Tumor-infiltrating immature innate lymphoid cells in colorectal cancer are biased toward ILC1/tissue-resident NK cell differentiation
Anne Marchalot, Malin Ljunggren, Christopher Stamper, Whitney Weigel, Christopher Andrew Tibbitt, Isabel Meininger, Ram Vinay Pandey, Miriam Franklin, John Washington Bassett, Lorenz Wirth, Unknown, Ali Kiasat, Anders Hansson Elliot, Carl Kördel, Emma Rosander, Henrik Iversen, Madelene Ahlberg, Mirna Abraham Nordling, Petri Rantanen, Richard Marsk, Stefan Carlens, Ulf O. Gustafsson, Ulrik Lindforss, Gabriella Jansson-Palmer, Caroline Nordenvall, Jenny Mjösberg
Abstract
Abstract Peritoneal metastases (PM) occur in 10% of patients with colorectal cancer (CRC) and are linked to poor outcomes.

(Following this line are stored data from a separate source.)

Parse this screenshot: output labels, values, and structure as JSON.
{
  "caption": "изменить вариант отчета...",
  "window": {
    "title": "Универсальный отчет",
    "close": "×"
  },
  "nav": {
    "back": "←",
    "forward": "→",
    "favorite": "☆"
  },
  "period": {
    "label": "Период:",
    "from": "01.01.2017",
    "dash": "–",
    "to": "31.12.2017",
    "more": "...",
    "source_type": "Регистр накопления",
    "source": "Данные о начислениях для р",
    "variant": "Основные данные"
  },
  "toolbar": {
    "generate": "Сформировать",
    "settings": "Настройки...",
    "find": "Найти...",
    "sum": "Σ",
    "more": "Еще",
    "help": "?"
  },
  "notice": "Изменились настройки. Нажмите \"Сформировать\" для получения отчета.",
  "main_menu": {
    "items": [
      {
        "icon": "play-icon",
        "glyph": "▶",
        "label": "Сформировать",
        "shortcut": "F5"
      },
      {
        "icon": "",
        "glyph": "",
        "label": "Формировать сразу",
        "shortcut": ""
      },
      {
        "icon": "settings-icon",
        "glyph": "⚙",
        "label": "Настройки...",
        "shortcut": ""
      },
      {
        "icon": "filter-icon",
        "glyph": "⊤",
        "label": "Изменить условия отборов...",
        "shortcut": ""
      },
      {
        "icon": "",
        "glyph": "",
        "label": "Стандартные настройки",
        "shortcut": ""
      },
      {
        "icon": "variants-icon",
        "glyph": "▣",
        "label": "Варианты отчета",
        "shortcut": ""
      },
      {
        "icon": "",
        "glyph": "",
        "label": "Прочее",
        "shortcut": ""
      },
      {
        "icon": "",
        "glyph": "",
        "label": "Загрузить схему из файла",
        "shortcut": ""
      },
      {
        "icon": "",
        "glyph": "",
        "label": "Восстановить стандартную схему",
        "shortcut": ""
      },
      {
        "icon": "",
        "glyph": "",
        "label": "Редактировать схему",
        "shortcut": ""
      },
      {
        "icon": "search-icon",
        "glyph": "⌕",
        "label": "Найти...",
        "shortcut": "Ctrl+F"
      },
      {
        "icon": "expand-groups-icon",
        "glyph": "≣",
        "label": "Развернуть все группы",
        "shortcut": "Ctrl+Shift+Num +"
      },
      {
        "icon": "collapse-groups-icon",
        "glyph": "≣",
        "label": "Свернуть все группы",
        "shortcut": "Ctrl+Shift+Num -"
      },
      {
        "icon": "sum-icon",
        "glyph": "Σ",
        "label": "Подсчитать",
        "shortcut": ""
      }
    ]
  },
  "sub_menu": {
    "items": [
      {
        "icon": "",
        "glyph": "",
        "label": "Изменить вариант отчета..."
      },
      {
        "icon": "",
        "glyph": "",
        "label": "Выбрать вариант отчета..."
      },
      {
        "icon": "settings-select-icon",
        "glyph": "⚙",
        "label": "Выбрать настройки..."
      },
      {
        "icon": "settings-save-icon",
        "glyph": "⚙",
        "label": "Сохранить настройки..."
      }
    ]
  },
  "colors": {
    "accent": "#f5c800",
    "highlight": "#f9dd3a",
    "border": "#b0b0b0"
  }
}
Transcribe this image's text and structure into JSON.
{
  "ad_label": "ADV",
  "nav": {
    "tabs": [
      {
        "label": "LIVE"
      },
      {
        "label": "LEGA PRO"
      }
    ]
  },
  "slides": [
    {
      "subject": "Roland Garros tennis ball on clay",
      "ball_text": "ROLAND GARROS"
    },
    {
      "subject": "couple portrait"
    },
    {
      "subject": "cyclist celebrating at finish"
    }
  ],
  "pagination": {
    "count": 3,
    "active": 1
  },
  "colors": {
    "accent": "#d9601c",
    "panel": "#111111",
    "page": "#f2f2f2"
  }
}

Although dysregulated innate lymphoid cells (ILC) have been described in CRC, their function in CRC-PM remains unclear. Here, we analyze tumor samples from CRC and CRC-PM patients using single-cell RNA sequencing (11 patients), flow cytometry (8 patients) and differentiation assays (24 patients). Healthy colon, primary CRC and CRC-PM tumors are infiltrated by heterogeneous populations of ILC3, ILC2, ILC1, tissue resident (tr)NK cells and conventional (c)NK cells. Compared to healthy colons, primary CRC and CRC-PM tumors are depleted of ILC3 but enriched for ILC1, trNK cells and cNK cells. CRC and CRC-PM tumors harbor two immature ILC populations, early NK and naïve (n)ILC, with nILCs being transcriptionally skewed toward ILC1 and trNK cells. Indeed, co-culture of isolated nILCs with OP9-DL1 cells induces intratumoral nILC differentiation into ILC1/trNK-like cells. These findings help understand the immune pathogenesis of CRC and CRC-PM and provide insights for future ILC1 and NK cell-based therapies.